How the work was conducted
The work was executed between December 2025 and June 2026. The concrete and verifiable was disciplined engineering, not a showcase of trendy tools.
- The migration pipeline was built with the properties that matter in finance: checkpoint, idempotency, progress reporting and phase-by-phase traceability. It is not a single-use script, but an instrument that can be run, interrupted and re-run without losing integrity.
- The functional analysis was sustained with written artifacts —data dictionary, source→target mappings, payload requirements, migration plan and validation-phase log— so that the data work would be reconstructable by someone else.
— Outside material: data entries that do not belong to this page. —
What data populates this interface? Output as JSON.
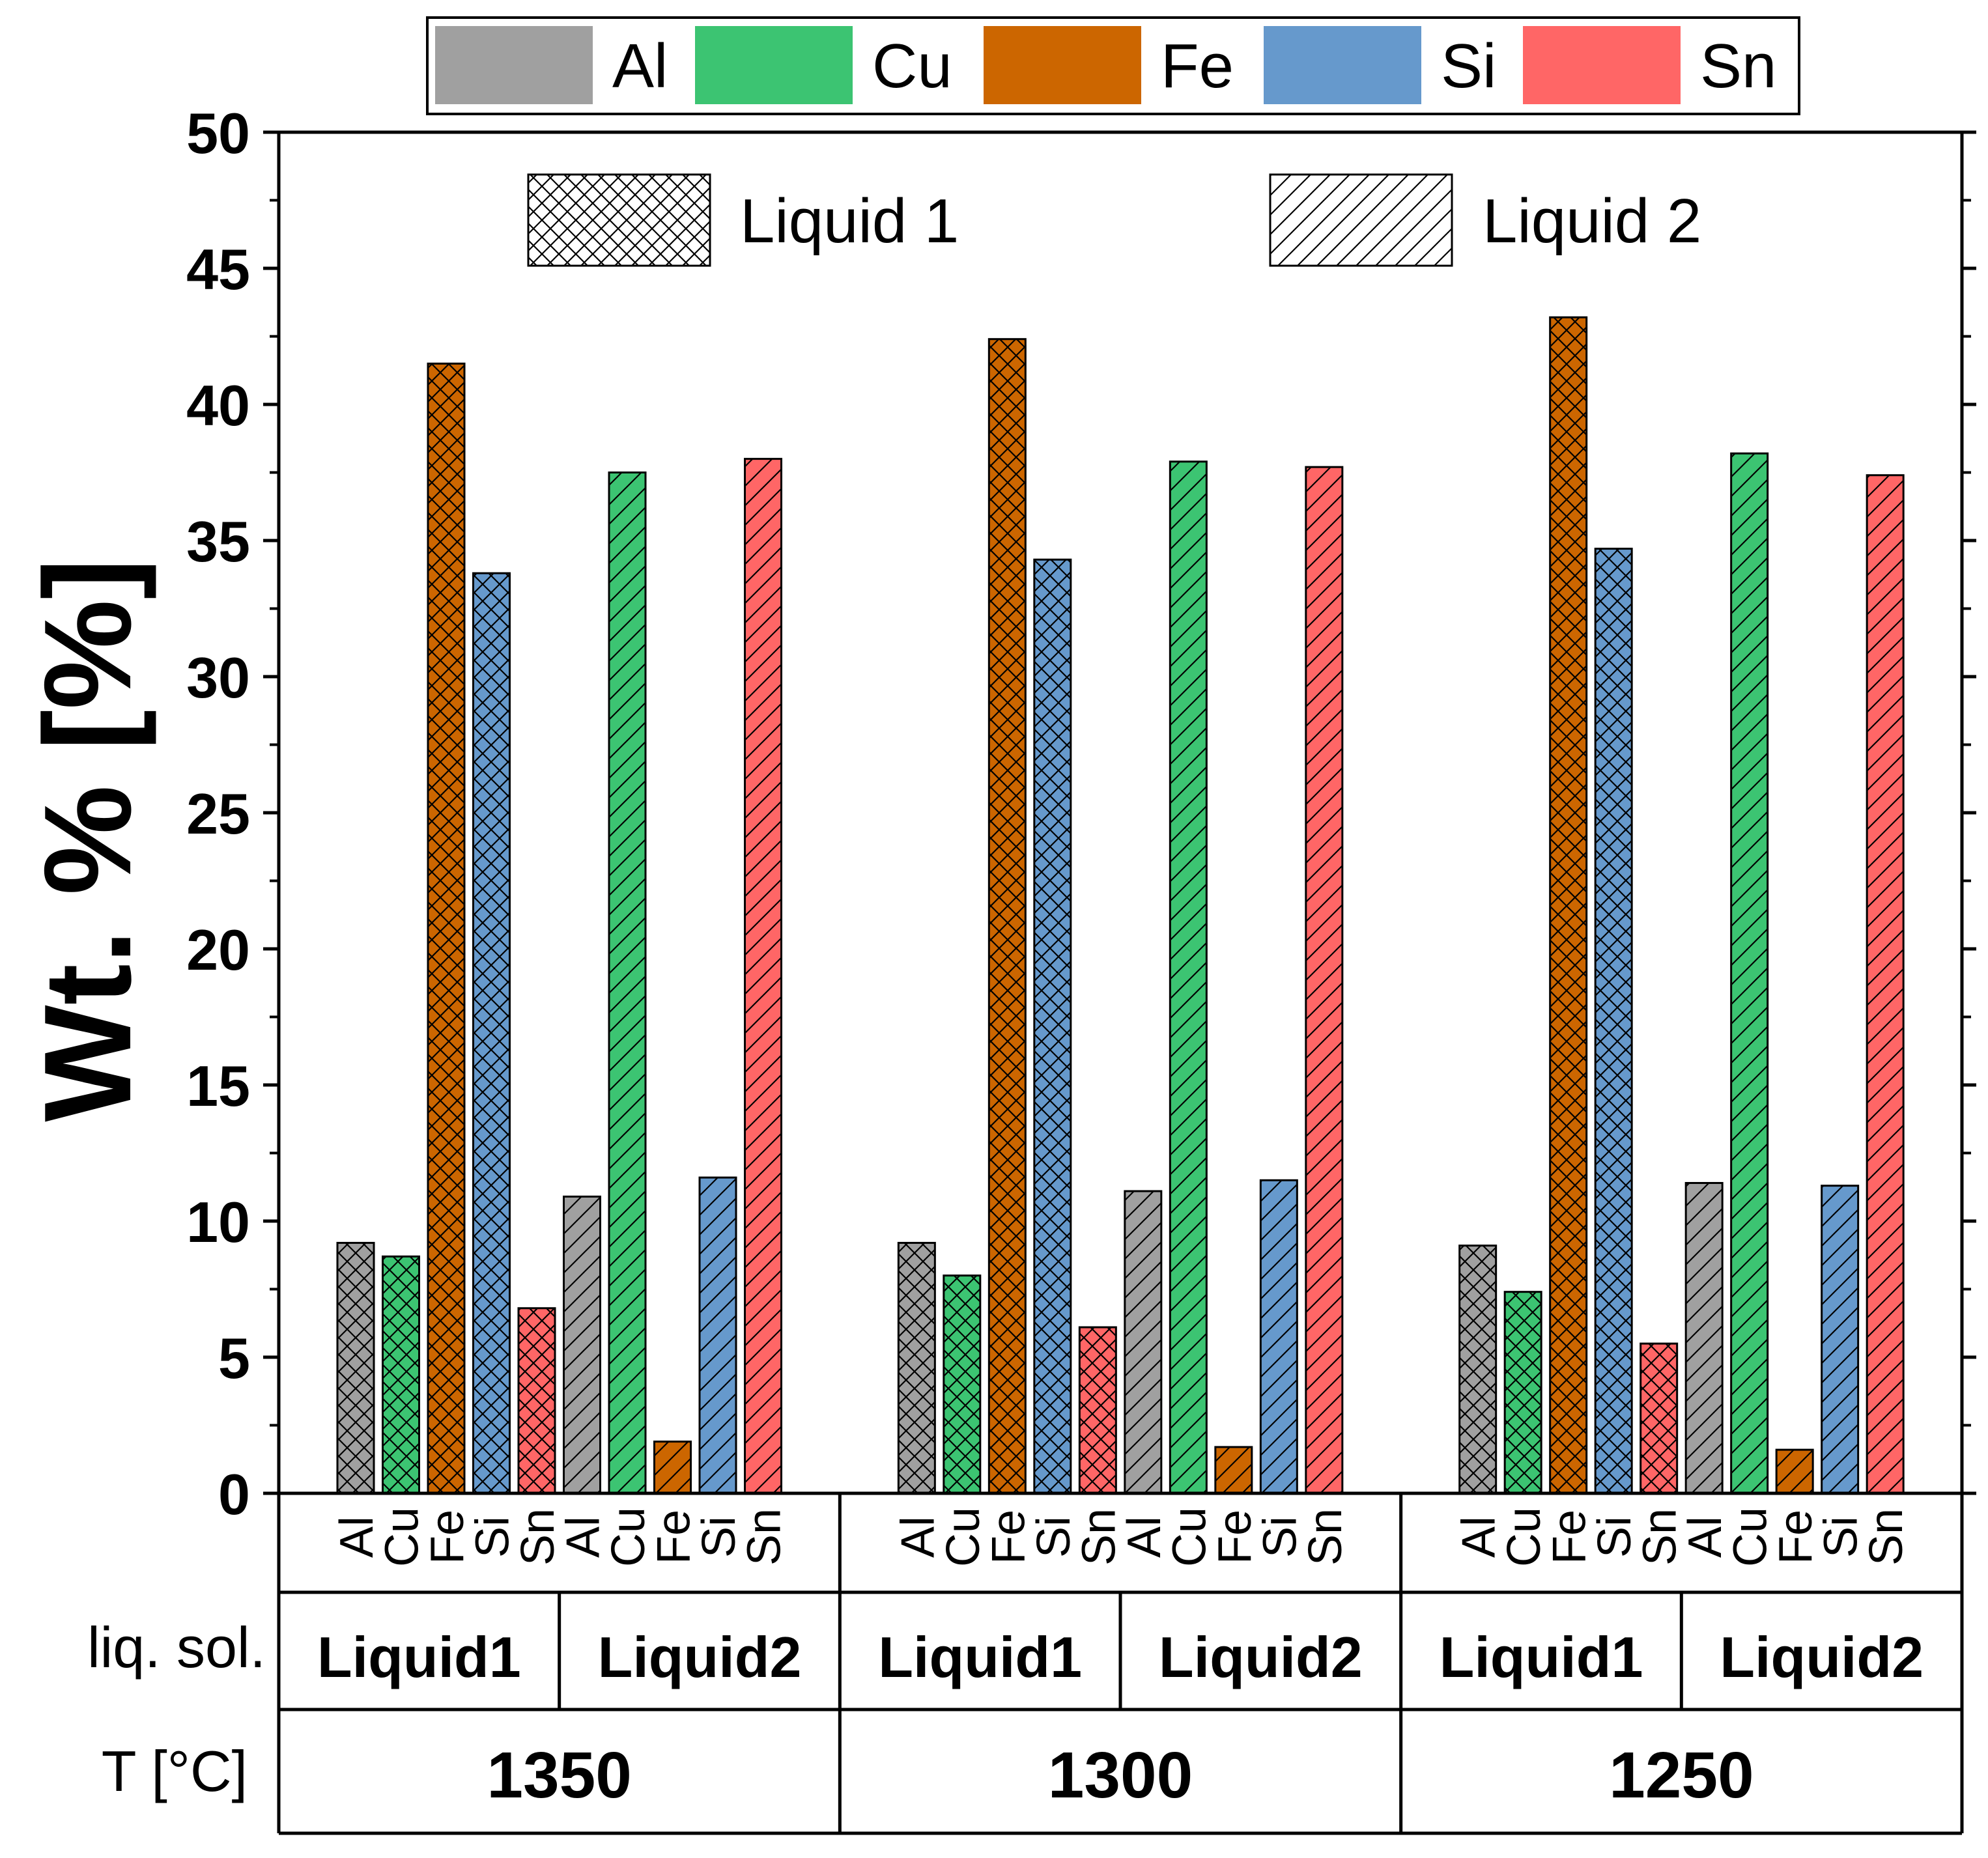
{
  "chart_data": {
    "type": "bar",
    "ylabel": "Wt. % [%]",
    "ylim": [
      0,
      50
    ],
    "yticks": [
      0,
      5,
      10,
      15,
      20,
      25,
      30,
      35,
      40,
      45,
      50
    ],
    "elements": [
      "Al",
      "Cu",
      "Fe",
      "Si",
      "Sn"
    ],
    "element_colors": {
      "Al": "#a0a0a0",
      "Cu": "#3cc472",
      "Fe": "#cc6600",
      "Si": "#6699cc",
      "Sn": "#ff6666"
    },
    "row_labels": {
      "solution": "liq. sol.",
      "temperature": "T [°C]"
    },
    "pattern_legend": {
      "liquid1": "Liquid 1",
      "liquid2": "Liquid 2"
    },
    "groups": [
      {
        "temperature": "1350",
        "phases": [
          {
            "phase": "Liquid1",
            "pattern": "crosshatch",
            "values": [
              9.2,
              8.7,
              41.5,
              33.8,
              6.8
            ]
          },
          {
            "phase": "Liquid2",
            "pattern": "diagonal",
            "values": [
              10.9,
              37.5,
              1.9,
              11.6,
              38.0
            ]
          }
        ]
      },
      {
        "temperature": "1300",
        "phases": [
          {
            "phase": "Liquid1",
            "pattern": "crosshatch",
            "values": [
              9.2,
              8.0,
              42.4,
              34.3,
              6.1
            ]
          },
          {
            "phase": "Liquid2",
            "pattern": "diagonal",
            "values": [
              11.1,
              37.9,
              1.7,
              11.5,
              37.7
            ]
          }
        ]
      },
      {
        "temperature": "1250",
        "phases": [
          {
            "phase": "Liquid1",
            "pattern": "crosshatch",
            "values": [
              9.1,
              7.4,
              43.2,
              34.7,
              5.5
            ]
          },
          {
            "phase": "Liquid2",
            "pattern": "diagonal",
            "values": [
              11.4,
              38.2,
              1.6,
              11.3,
              37.4
            ]
          }
        ]
      }
    ]
  }
}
- The real executions were recorded in an operational status log: what was loaded, when and with what result. The log is what distinguishes an executed and verified migration from a plan on paper.
- For the repetitive scripts —per-data-model payload generators, source normalizers— code agents were used as the engineer’s instrument, to speed up the mechanical part. The design criteria, the integrity properties and the validation of each phase were my own decision and responsibility; the tool accelerates, it does not decide.
What this case proves
- Full-stack development with financial discipline: an ERP with a deterministic balance engine, invoice lifecycle, partial payments and RBAC-secured APIs, as a real replacement for Excel-based management —not a prototype.
- Data migration as engineering, not as a dump: an idempotent pipeline, with checkpoint and phase-by-phase traceability, into accounting software via its API, with documented functional analysis and a log of real executions.
- Continuity between building and migrating: the same mind that put the operation in order is the one that moved the data into another system without degrading its meaning at the seam.